Andere transcriptcoderende sequenties die blijkbaar van ME zijn afgeleid. Tabel 4 is een lijst van 49 voorbeelden van waargenomen transcripten waarvan de coderende sequenties door computerprogramma’s zijn bepaald, en deze cds zijn voor ten minste 80% uit ME’s opgebouwd. Deze verzameling werd gemaakt door repeatmasker uit te voeren tegen de NCBI verzameling van gentranscripten in februari 2004, maar toen begin maart controles werden uitgevoerd, waren alle zo gemarkeerde transcripten uit de verzameling verwijderd. Het lijkt waarschijnlijk dat iemand besloten heeft dat ze troep waren, wat in zekere zin waar kan zijn, maar vanuit het oogpunt van dit artikel kunnen ze beschouwd worden als potentieel nuttig en zouden ze verder onderzocht moeten worden. Sommige ervan zijn waarschijnlijk voorbeelden van de transcriptie van fragmenten van ME, een proces dat vaak voorkomt. Regio’s van ME-lijn 1 komen tot expressie in RNA-verzamelingen van muizen, ratten en mensen (ongepubliceerde gegevens). De tabel van Smit (4) is uitgebreid (27) tot 47 potentiële genen die ten minste gedeeltelijk van ME zijn afgeleid. De centrale vraag bij deze twee tabellen is echter of deze kandidaten werkelijk functionerende genen zijn. In feite is er in de meeste gevallen geen bewijs dat deze mRNA’s worden geproduceerd door functionerende genen. Er zijn twee voorbeelden in deze tabellen waarbij bijna het gehele mRNA afkomstig is van een ME, en één daarvan is hierboven beschreven als Syncytin (21, 22). Het andere lijkt de transcriptie te zijn van een fragment van een sequentie die vrij nauw verwant is aan HERV3, inclusief het env gen en LTR, en het transcript wordt beschreven als een env gen mRNA. Het bewijs voor de functie ervan is transcriptie in placentale trofoblastcellen (28), wat doet denken aan intracysternale A-partikels bij de muis die lijken op ERV’s en waarvan beweerd kan worden dat ze een belangrijke rol spelen in de placenta (29).

De beschreven gevallen en mogelijk het zojuist genoemde voorbeeld (4, 27) laten zien dat delen van ME zijn omgezet in de vorm van in wezen complete gencoderende sequenties. Er zijn waarschijnlijk meer gevallen zoals aangegeven in tabel 4. Deze waarnemingen komen bij de vele bekende manieren waarop ME’s hebben bijgedragen tot onze evolutie.
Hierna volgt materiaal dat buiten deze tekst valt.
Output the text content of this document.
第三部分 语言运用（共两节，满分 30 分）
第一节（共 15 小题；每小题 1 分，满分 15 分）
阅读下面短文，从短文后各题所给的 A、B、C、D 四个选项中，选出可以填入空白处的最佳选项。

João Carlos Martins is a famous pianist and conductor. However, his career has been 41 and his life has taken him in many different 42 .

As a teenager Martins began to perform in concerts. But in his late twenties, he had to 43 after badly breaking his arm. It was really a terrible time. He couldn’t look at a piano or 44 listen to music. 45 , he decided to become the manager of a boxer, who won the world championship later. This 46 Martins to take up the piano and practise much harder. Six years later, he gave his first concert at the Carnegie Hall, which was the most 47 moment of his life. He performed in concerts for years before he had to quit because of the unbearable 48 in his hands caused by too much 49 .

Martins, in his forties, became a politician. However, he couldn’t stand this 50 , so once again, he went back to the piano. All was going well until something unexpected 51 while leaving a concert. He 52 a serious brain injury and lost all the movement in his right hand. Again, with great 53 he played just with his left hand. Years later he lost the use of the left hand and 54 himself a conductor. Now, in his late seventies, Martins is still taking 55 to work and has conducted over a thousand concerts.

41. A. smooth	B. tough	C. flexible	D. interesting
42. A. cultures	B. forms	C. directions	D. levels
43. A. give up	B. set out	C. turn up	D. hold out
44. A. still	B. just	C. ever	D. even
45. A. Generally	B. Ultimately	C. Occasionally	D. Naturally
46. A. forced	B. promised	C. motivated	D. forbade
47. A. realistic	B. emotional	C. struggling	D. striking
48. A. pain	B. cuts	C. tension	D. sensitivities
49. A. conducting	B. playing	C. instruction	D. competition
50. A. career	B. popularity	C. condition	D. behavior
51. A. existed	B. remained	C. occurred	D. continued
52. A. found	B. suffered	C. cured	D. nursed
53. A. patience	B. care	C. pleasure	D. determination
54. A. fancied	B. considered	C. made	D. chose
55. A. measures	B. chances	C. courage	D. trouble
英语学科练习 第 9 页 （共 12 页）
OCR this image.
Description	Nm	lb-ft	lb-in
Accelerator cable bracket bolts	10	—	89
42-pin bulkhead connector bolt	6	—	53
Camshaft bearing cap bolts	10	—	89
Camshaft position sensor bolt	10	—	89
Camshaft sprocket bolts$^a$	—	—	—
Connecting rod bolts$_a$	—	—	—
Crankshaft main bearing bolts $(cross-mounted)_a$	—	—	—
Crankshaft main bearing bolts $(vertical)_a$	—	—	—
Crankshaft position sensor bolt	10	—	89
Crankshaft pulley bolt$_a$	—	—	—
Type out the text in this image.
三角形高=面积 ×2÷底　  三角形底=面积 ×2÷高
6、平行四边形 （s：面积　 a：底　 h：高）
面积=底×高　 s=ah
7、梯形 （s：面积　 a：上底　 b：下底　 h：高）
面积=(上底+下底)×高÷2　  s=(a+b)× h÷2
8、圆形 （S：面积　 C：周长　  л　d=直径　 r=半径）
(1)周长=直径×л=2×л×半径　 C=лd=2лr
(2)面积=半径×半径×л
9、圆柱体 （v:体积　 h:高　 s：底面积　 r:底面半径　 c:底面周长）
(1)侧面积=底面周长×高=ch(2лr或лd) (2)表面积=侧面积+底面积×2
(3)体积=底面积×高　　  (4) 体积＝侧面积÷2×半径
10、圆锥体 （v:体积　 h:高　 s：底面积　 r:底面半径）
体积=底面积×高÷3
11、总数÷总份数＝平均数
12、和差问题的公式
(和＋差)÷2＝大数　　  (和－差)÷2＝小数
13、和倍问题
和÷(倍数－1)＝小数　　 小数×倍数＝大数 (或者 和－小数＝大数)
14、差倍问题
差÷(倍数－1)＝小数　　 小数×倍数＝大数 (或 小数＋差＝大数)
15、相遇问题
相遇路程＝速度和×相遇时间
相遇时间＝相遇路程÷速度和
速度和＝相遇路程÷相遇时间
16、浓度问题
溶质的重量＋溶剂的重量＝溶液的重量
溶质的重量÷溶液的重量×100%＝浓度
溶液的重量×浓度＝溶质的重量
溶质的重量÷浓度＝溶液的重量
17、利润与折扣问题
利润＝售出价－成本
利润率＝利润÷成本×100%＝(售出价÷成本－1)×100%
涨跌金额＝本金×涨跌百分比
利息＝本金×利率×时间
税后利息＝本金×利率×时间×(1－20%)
Dit onderwerp is onlangs herzien door Kazazian (30) die hen karakteriseert als zijnde in de bestuurdersstoel, eerder dan gewoon nuttig om in de buurt te hebben. Vanwege dit overzicht is er geen reden voor een uitgebreide discussie hier.

Geef een antwoord

Het e-mailadres wordt niet gepubliceerd.